In our opinion, we think that the indications for approach B could be broader, for the following reasons. First, the shorter delivery system offers a relatively perpendicular angle with respect to the atrial septum, and the learning curve is short, which could allow for easier manipulation. Second, the operator could perform a direct push-pull test to check and confirm the stability of the occluder. Third, the percutaneous approach is sometimes limited by a patient’s weight and peripheral vascular access. Fourth, a ‘left atrium-occluder-right atrium’ suture can be placed via the incision to fix the occluder in the intraoperative approach, which is especially suitable for large ASDs with a deficient rim [21]. Additionally, both surgeons and patients can avoid X-ray exposure because TTE/TEE is used to guide the entire process in approach B.

According to previous reports and clinical observations, occluder dislodgement or embolization is a rare but severe complication of device closure procedures [28]. Fortunately, only one patient in group A suffered occluder dislodgement in the perioperative period and underwent surgical repair. A residual shunt is a common complication of device closure for ASD, especially for patients with a large ASD. Trivial or small residual shunts (< 2 mm) occurring immediately after the occluder deployment can be ignored since they usually disappear during the follow-up period [26, 27]. This first residual shunt occurred in the free links between the occluder and the rim of the defect or the occluder itself. Endothelialization would cover the surface of the occluder and then close the residual shunt.

Reports have shown that radiation exposure, even at low doses, could increase the risk of cancer [29]. It is essential to avoid unnecessary radiation exposure, especially in special populations. Considering the limited medical resources in our circumstance, we have mainly performed intraoperative device closure for ASD over the past 5–10 years [7]. Recently, we began to use TTE as the only guiding tool in transcatheter device closure for ASD, and we have also reported our initial experience with this method [9].

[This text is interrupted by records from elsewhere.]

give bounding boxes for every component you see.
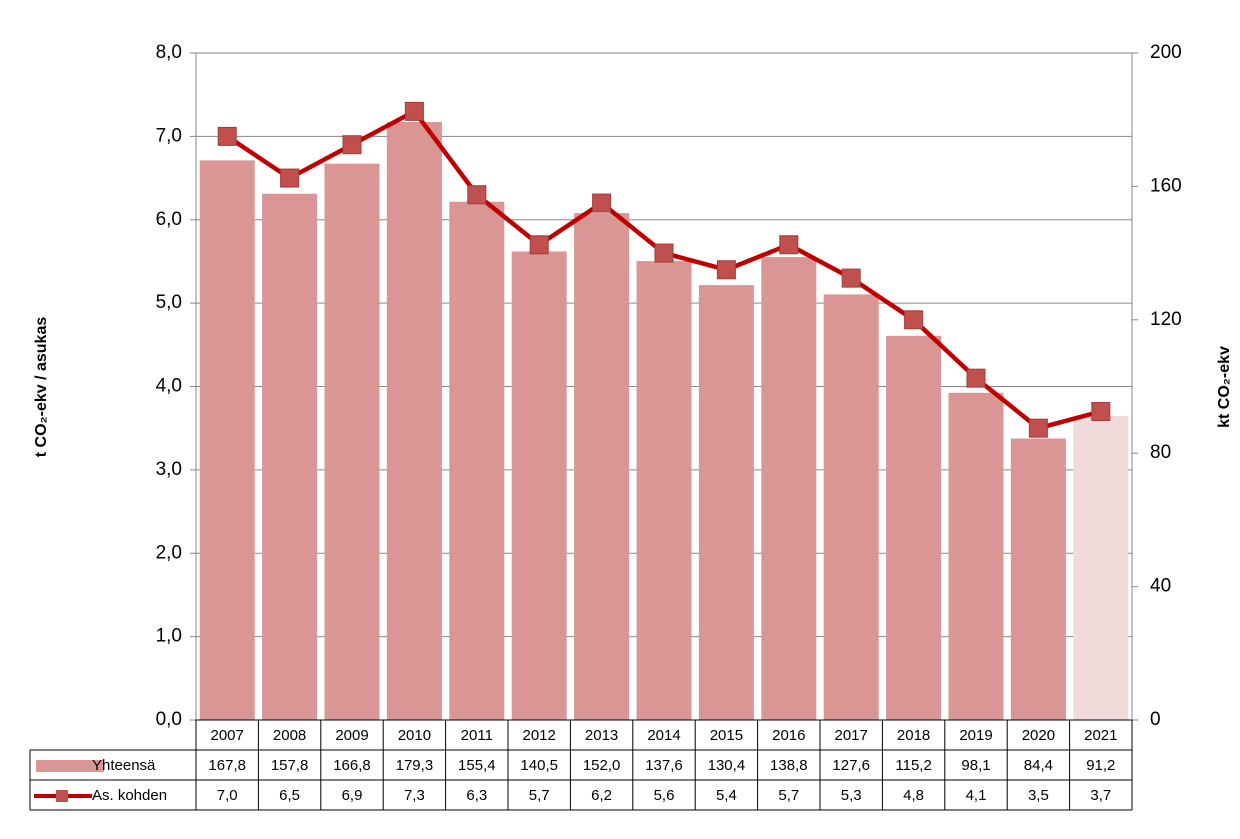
y-tick-label: 8,0: [156, 42, 182, 63]
marker: [342, 135, 362, 155]
table-value: 6,9: [342, 787, 363, 804]
y2-tick-label: 0: [1150, 709, 1161, 730]
y2-tick-label: 80: [1150, 442, 1171, 463]
y-tick-label: 6,0: [156, 209, 182, 230]
y2-tick-label: 120: [1150, 309, 1182, 330]
marker: [841, 268, 861, 288]
bar: [761, 257, 817, 720]
marker: [529, 235, 549, 255]
y-tick-label: 4,0: [156, 376, 182, 397]
marker: [1028, 418, 1048, 438]
table-value: 166,8: [333, 757, 371, 774]
x-tick-label: 2016: [772, 727, 805, 744]
marker: [467, 185, 487, 205]
y-tick-label: 1,0: [156, 626, 182, 647]
table-value: 5,7: [778, 787, 799, 804]
marker: [404, 101, 424, 121]
table-value: 5,3: [841, 787, 862, 804]
marker: [217, 126, 237, 146]
table-value: 138,8: [770, 757, 808, 774]
bar: [948, 392, 1004, 720]
y-tick-label: 5,0: [156, 292, 182, 313]
bar: [511, 251, 567, 720]
table-value: 4,8: [903, 787, 924, 804]
table-value: 6,5: [279, 787, 300, 804]
table-value: 6,3: [466, 787, 487, 804]
y2-axis-title: kt CO₂-ekv: [1216, 346, 1233, 428]
marker: [904, 310, 924, 330]
table-value: 5,6: [654, 787, 675, 804]
bar: [386, 122, 442, 721]
x-tick-label: 2020: [1022, 727, 1055, 744]
bar: [1073, 415, 1129, 720]
table-value: 137,6: [645, 757, 683, 774]
marker: [280, 168, 300, 188]
marker: [592, 193, 612, 213]
table-value: 7,0: [217, 787, 238, 804]
table-value: 140,5: [520, 757, 558, 774]
bar: [199, 160, 255, 721]
x-tick-label: 2014: [647, 727, 680, 744]
table-value: 5,7: [529, 787, 550, 804]
legend-label: As. kohden: [92, 787, 167, 804]
bar: [324, 163, 380, 721]
x-tick-label: 2017: [835, 727, 868, 744]
x-tick-label: 2021: [1084, 727, 1117, 744]
table-value: 91,2: [1086, 757, 1115, 774]
table-value: 157,8: [271, 757, 309, 774]
y-axis-title: t CO₂-ekv / asukas: [33, 317, 50, 458]
x-tick-label: 2007: [211, 727, 244, 744]
table-value: 6,2: [591, 787, 612, 804]
bar: [698, 285, 754, 720]
bar: [823, 294, 879, 720]
y2-tick-label: 40: [1150, 576, 1171, 597]
bar: [574, 213, 630, 720]
bar: [886, 335, 942, 720]
y-tick-label: 7,0: [156, 125, 182, 146]
legend-key: [56, 790, 68, 802]
table-value: 7,3: [404, 787, 425, 804]
bar: [449, 201, 505, 721]
y-tick-label: 0,0: [156, 709, 182, 730]
x-tick-label: 2013: [585, 727, 618, 744]
y-tick-label: 2,0: [156, 542, 182, 563]
y2-tick-label: 200: [1150, 42, 1182, 63]
table-value: 155,4: [458, 757, 496, 774]
x-tick-label: 2011: [461, 727, 493, 744]
table-value: 152,0: [583, 757, 621, 774]
table-value: 5,4: [716, 787, 737, 804]
x-tick-label: 2015: [710, 727, 743, 744]
y2-tick-label: 160: [1150, 175, 1182, 196]
x-tick-label: 2019: [959, 727, 992, 744]
legend-label: Yhteensä: [92, 757, 156, 774]
table-value: 179,3: [396, 757, 434, 774]
x-tick-label: 2008: [273, 727, 306, 744]
bar: [636, 261, 692, 720]
table-value: 3,5: [1028, 787, 1049, 804]
table-value: 3,7: [1090, 787, 1111, 804]
marker: [779, 235, 799, 255]
marker: [654, 243, 674, 263]
table-value: 4,1: [966, 787, 987, 804]
x-tick-label: 2009: [335, 727, 368, 744]
marker: [716, 260, 736, 280]
marker: [1091, 402, 1111, 422]
x-tick-label: 2012: [523, 727, 556, 744]
marker: [966, 368, 986, 388]
x-tick-label: 2010: [398, 727, 431, 744]
x-tick-label: 2018: [897, 727, 930, 744]
table-value: 167,8: [208, 757, 246, 774]
table-value: 127,6: [832, 757, 870, 774]
table-value: 98,1: [961, 757, 990, 774]
legend-key: [36, 760, 104, 772]
table-value: 130,4: [708, 757, 746, 774]
table-value: 115,2: [895, 757, 931, 774]
bar: [262, 193, 318, 720]
table-value: 84,4: [1024, 757, 1053, 774]
bar: [1010, 438, 1066, 720]
y-tick-label: 3,0: [156, 459, 182, 480]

In summary, for select patients with a secundum ASD who would be suitable for device closure, transcatheter device closure completely guided by TTE can be used as the first choice, followed by intraoperative device closure as the second choice and surgical repair as the last resort. In some patients with insufficient rims who may be not suitable for transcatheter device closure, intraoperative device closure can be as the first choice. However, surgery is still preferred for patients who reject foreign implants and are unsuitable for device occlusion. In addition to communication with the guardians, individualized treatment options are also important. It is worth mentioning that the operating room can be a “one-stop shop” for ASD treatment, in which these three treatments would be easy to generalize and apply.

This study is limited by its retrospective nature. There may be selection bias in the collection of data, which may have reduced the reliability of the conclusions, But it still has some clinical significance. This was a single-institution study, and a multicenter study is necessary to obtain further evidence. Furthermore, more extended follow-up periods are required in subsequent studies.

Conclusion

Transcatheter and intraoperative device closure and surgical repair for ASD have been shown to be safe and effective. Considering their respective disadvantages and advantages, we recommend the following sequence of treatment options: a transcatheter approach, an intraoperative approach, and surgical repair.